# Squat Exercise Classification

In this notebook, we will collect data, preprocess it, and train two models (a simple feedforward neural network and a convolutional neural network) to classify squat exercises. We will then compare the performance of both models.

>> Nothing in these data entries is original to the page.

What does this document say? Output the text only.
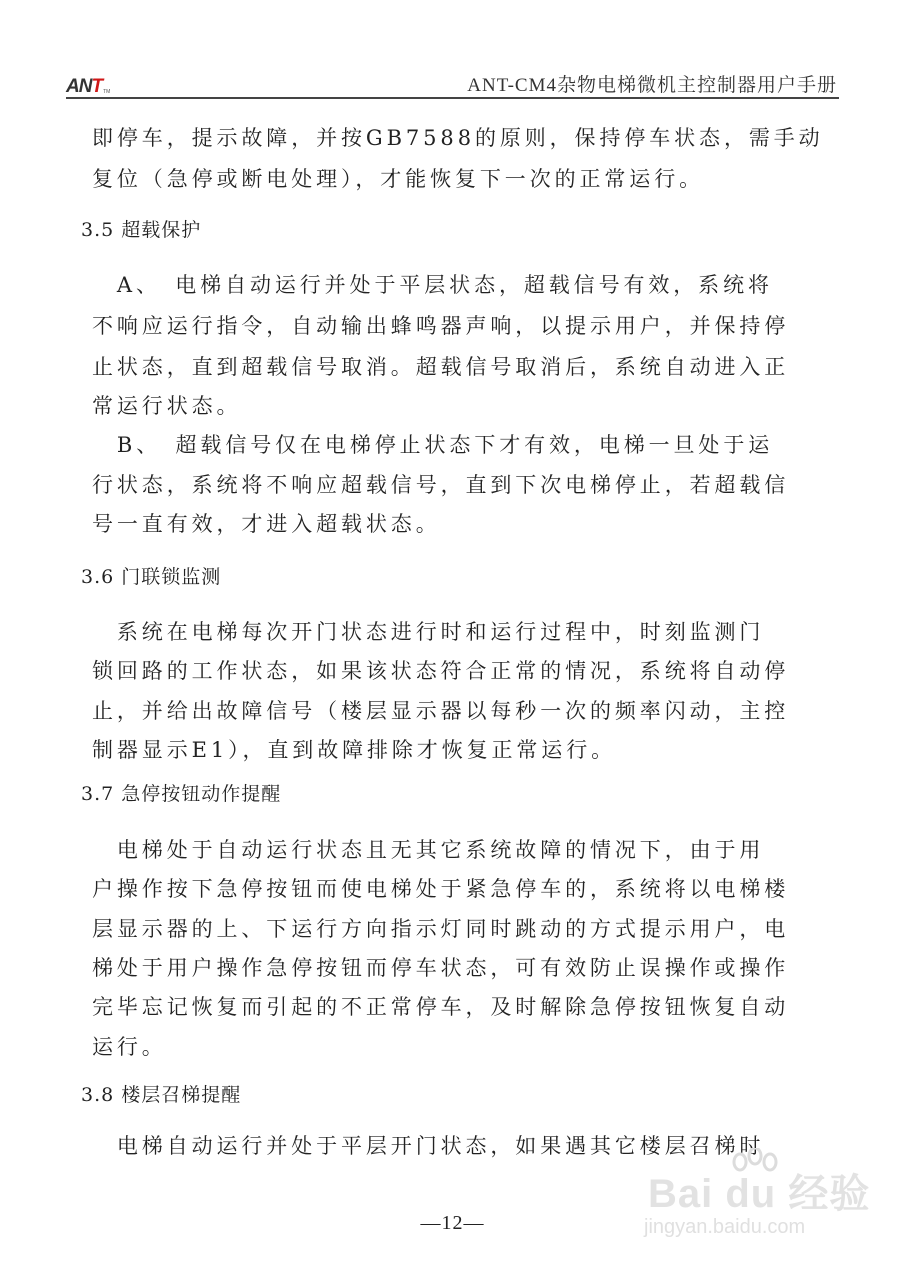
ANT TM	ANT-CM4杂物电梯微机主控制器用户手册
即停车，提示故障，并按GB7588的原则，保持停车状态，需手动
复位（急停或断电处理），才能恢复下一次的正常运行。
3.5 超载保护
　A、　电梯自动运行并处于平层状态，超载信号有效，系统将
不响应运行指令，自动输出蜂鸣器声响，以提示用户，并保持停
止状态，直到超载信号取消。超载信号取消后，系统自动进入正
常运行状态。
　B、　超载信号仅在电梯停止状态下才有效，电梯一旦处于运
行状态，系统将不响应超载信号，直到下次电梯停止，若超载信
号一直有效，才进入超载状态。
3.6 门联锁监测
　系统在电梯每次开门状态进行时和运行过程中，时刻监测门
锁回路的工作状态，如果该状态符合正常的情况，系统将自动停
止，并给出故障信号（楼层显示器以每秒一次的频率闪动，主控
制器显示E1），直到故障排除才恢复正常运行。
3.7 急停按钮动作提醒
　电梯处于自动运行状态且无其它系统故障的情况下，由于用
户操作按下急停按钮而使电梯处于紧急停车的，系统将以电梯楼
层显示器的上、下运行方向指示灯同时跳动的方式提示用户，电
梯处于用户操作急停按钮而停车状态，可有效防止误操作或操作
完毕忘记恢复而引起的不正常停车，及时解除急停按钮恢复自动
运行。
3.8 楼层召梯提醒
　电梯自动运行并处于平层开门状态，如果遇其它楼层召梯时
—12—
Bai du 经验
jingyan.baidu.com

## 1. Set up important landmarks and functions

According to my research, the correct form for a squat is analyzed through the position of:

- Back
- Hip
- Legs

Therefore, there will be 9 keypoints which will be extracted from MediaPipe in order to train or detect a correct form of a squat:

- `NOSE`
- `LEFT_SHOULDER`
- `RIGHT_SHOULDER`
- `LEFT_HIP`
- `RIGHT_HIP`
- `LEFT_KNEE`
- `RIGHT_KNEE`
- `LEFT_ANKLE`
- `RIGHT_ANKLE`

The data frame will be saved in a .csv file.

A data frame will contain a `label` column which represents the label of a data point.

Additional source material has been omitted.